In the digital society, geographic information allows the citizen to use a variety of services, such as the possibility of obtaining road information, traffic information, information on the closest activities and services, and the evaluation provided by other users. This information is also used in businesses (Pick, 2008), by researchers (De Falco et al., 2022), as well as by governments for multiple purposes, including organizing rescue during environmental disasters (Joseph et al., 2018) or spatial planning (Poser & Dransch, 2010).

Geographic traces acquire social science researchers’ attention as socio-digital objects because their creation, collection, and processing are far from neutral processes. Locative media and these traces result from social, cultural, technological, and commercial rationality (Fast et al., 2019). For Thielmann (2010), the adoption of “locative media” was mainly born to respond to the cultural, social, and political crisis introduced by global warming. Furthermore, the production of traces by users derives from social logic, such as identity formation and demarcation between social classes (Lindell et al., 2021).

Regarding the “collection”, users do not intentionally produce all traces, and the possibility to use these large amounts of geographical data is allowed by privacy rules. Public and private companies take much information on the users’ location without their explicit consent (Obermeyer, 2007). In addition, the algorithms that govern geoparsing operations are blackboxed. Dewandaru et al. (2020) said: “the geoparser does not know anything about the event structure or semantics; the event coding system simply attaches the coordinate of the detected, resolved toponym to the event’s location” (pag. 3).

Specific criteria guide user information processing in each place. For instance, “a calculative spatiality that prioritizes economic interactions” (Luque-Ayala & Neves Maia, 2019) characterizes the maps produced by Google Maps. Hence, the algorithms that underlie the mapping app processes possess high authority in defining how users perceive the space and their mobility (Wagner et al., 2021). We are used to imagining the world as represented by maps, but those maps represent only a Cartesian space, while other spaces such as social or cultural space exist (Ferretti, 2007). According to Ferretti (2007), this consideration nourished a debate within the world of GIS (Geographic Information System). The GIS is the adopted standard for map creation and works primarily on a Cartesian concept of space (Goodchild, 2006). For this reason, the algorithm defines the space and the way the user perceives it and how he can move within it.

The consequences of the algorithms influence on how users experience urban spaces are manifold and related to phenomena that have extreme sociological relevance, such as for example gentrification (Jansson, 2019). In a different way, the geomediatization process is shaping the digital economy (McQuire, 2019).

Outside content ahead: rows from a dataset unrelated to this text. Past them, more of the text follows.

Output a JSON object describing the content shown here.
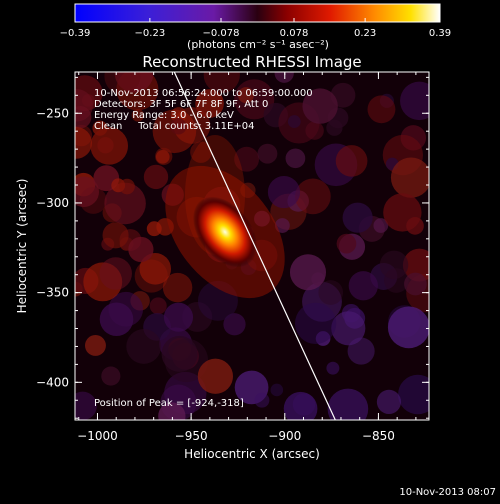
{
  "chart_data": {
    "type": "heatmap",
    "title": "Reconstructed RHESSI Image",
    "xlabel": "Heliocentric X (arcsec)",
    "ylabel": "Heliocentric Y (arcsec)",
    "xlim": [
      -1012,
      -823
    ],
    "ylim": [
      -421,
      -227
    ],
    "x_ticks": [
      -1000,
      -950,
      -900,
      -850
    ],
    "y_ticks": [
      -250,
      -300,
      -350,
      -400
    ],
    "x_tick_labels": [
      "−1000",
      "−950",
      "−900",
      "−850"
    ],
    "y_tick_labels": [
      "−250",
      "−300",
      "−350",
      "−400"
    ],
    "colorbar": {
      "range": [
        -0.39,
        0.39
      ],
      "ticks": [
        -0.39,
        -0.23,
        -0.078,
        0.078,
        0.23,
        0.39
      ],
      "tick_labels": [
        "−0.39",
        "−0.23",
        "−0.078",
        "0.078",
        "0.23",
        "0.39"
      ],
      "label": "(photons cm⁻² s⁻¹ asec⁻²)"
    },
    "peak": [
      -924,
      -318
    ],
    "annotations": [
      "10-Nov-2013 06:56:24.000 to 06:59:00.000",
      "Detectors: 3F 5F 6F 7F 8F 9F, Att 0",
      "Energy Range: 3.0 - 6.0 keV",
      "Clean     Total counts: 3.11E+04"
    ],
    "peak_label": "Position of Peak = [-924,-318]",
    "limb_line": [
      [
        -959,
        -227
      ],
      [
        -873,
        -421
      ]
    ],
    "grid": false
  },
  "footer_timestamp": "10-Nov-2013 08:07",
  "colors": {
    "background": "#000000",
    "text": "#ffffff",
    "limb": "#ffffff"
  }
}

Finally, the increasingly widespread use of geo-data in SIOT is another example of how geographical traces and the algorithms that analyze them have effects on users’ behaviors. They are used for developing disaster detection algorithms based on social media data such as Twitter (Bhuvaneswari & Valliyammai, 2019). These systems can identify geographical events and enrich them with photos through the interaction between platforms and data. Other applications concern using geographical and temporal information to model the users’ emotional states with cluster analysis (Hu et al., 2019).

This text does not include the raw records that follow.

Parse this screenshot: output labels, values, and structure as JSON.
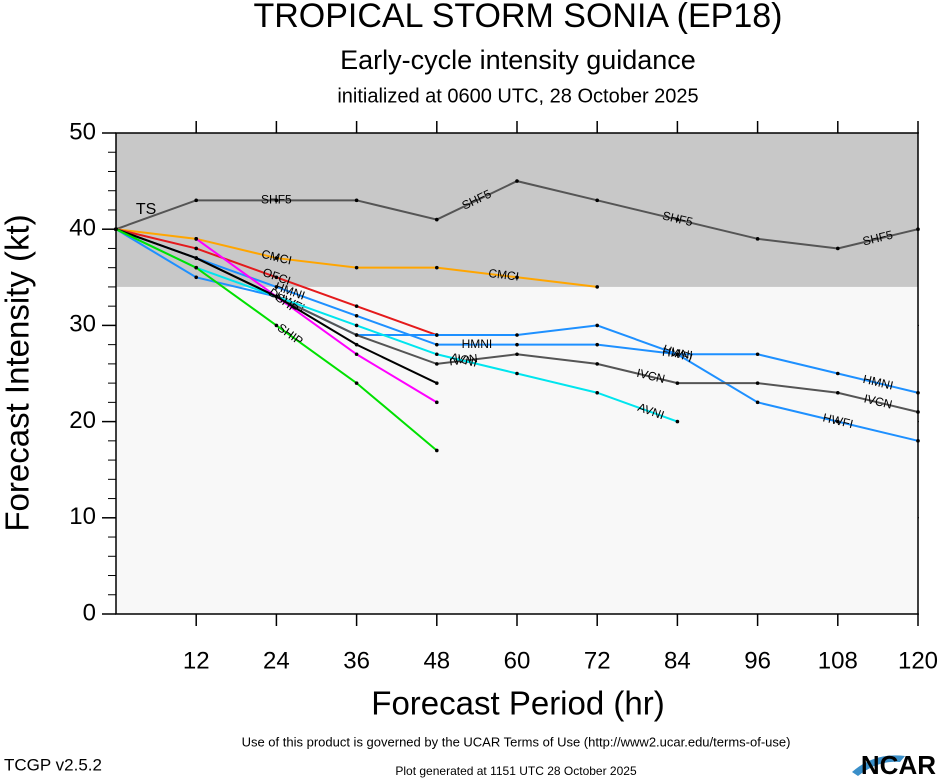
{
  "chart_data": {
    "type": "line",
    "title": "TROPICAL STORM SONIA (EP18)",
    "subtitle": "Early-cycle intensity guidance",
    "initialized": "initialized at 0600 UTC, 28 October 2025",
    "x_label": "Forecast Period (hr)",
    "y_label": "Forecast Intensity (kt)",
    "x": [
      0,
      12,
      24,
      36,
      48,
      60,
      72,
      84,
      96,
      108,
      120
    ],
    "xlim": [
      0,
      120
    ],
    "xticks": [
      12,
      24,
      36,
      48,
      60,
      72,
      84,
      96,
      108,
      120
    ],
    "ylim": [
      0,
      50
    ],
    "yticks": [
      0,
      10,
      20,
      30,
      40,
      50
    ],
    "intensity_bands": [
      {
        "label": "TS",
        "min": 34
      }
    ],
    "series": [
      {
        "name": "SHF5",
        "color": "#555555",
        "values": [
          40,
          43,
          43,
          43,
          41,
          45,
          43,
          41,
          39,
          38,
          40
        ]
      },
      {
        "name": "CMCI",
        "color": "#ffa500",
        "values": [
          40,
          39,
          37,
          36,
          36,
          35,
          34,
          null,
          null,
          null,
          null
        ]
      },
      {
        "name": "OFCI",
        "color": "#e41a1c",
        "values": [
          40,
          38,
          35,
          32,
          29,
          null,
          null,
          null,
          null,
          null,
          null
        ]
      },
      {
        "name": "HMNI",
        "color": "#1e90ff",
        "values": [
          40,
          37,
          34,
          31,
          28,
          28,
          28,
          27,
          27,
          25,
          23
        ]
      },
      {
        "name": "HWFI",
        "color": "#1e90ff",
        "values": [
          40,
          35,
          33,
          29,
          29,
          29,
          30,
          27,
          22,
          20,
          18
        ]
      },
      {
        "name": "IVCN",
        "color": "#555555",
        "values": [
          40,
          37,
          33,
          29,
          26,
          27,
          26,
          24,
          24,
          23,
          21
        ]
      },
      {
        "name": "AVNI",
        "color": "#00e5ee",
        "values": [
          40,
          36,
          33,
          30,
          27,
          25,
          23,
          20,
          null,
          null,
          null
        ]
      },
      {
        "name": "DSHP",
        "color": "#ff00ff",
        "values": [
          null,
          39,
          33,
          27,
          22,
          null,
          null,
          null,
          null,
          null,
          null
        ]
      },
      {
        "color": "#000000",
        "values": [
          40,
          37,
          33,
          28,
          24,
          null,
          null,
          null,
          null,
          null,
          null
        ]
      },
      {
        "name": "SHIP",
        "color": "#00e000",
        "values": [
          40,
          36,
          30,
          24,
          17,
          null,
          null,
          null,
          null,
          null,
          null
        ]
      }
    ],
    "terms": "Use of this product is governed by the UCAR Terms of Use (http://www2.ucar.edu/terms-of-use)",
    "version": "TCGP v2.5.2",
    "generated": "Plot generated at 1151 UTC   28 October 2025",
    "logo": "NCAR"
  }
}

As socio-digital objects, geographic traces may represent a fascinating and promising field of investigation for unfolding the dynamics of digital society. Approaching traces and algorithms as socio-digital objects can help us to understand the role they have in influencing individual behavior, human not-human interaction, and information processes. However, much remains to be done, and more empirical studies are needed. To this end, from our point of view, it is crucial, first of all, to work on the operationalization of socio-digital objects’ characteristics and then on the creation of research protocols to analyze their production and use.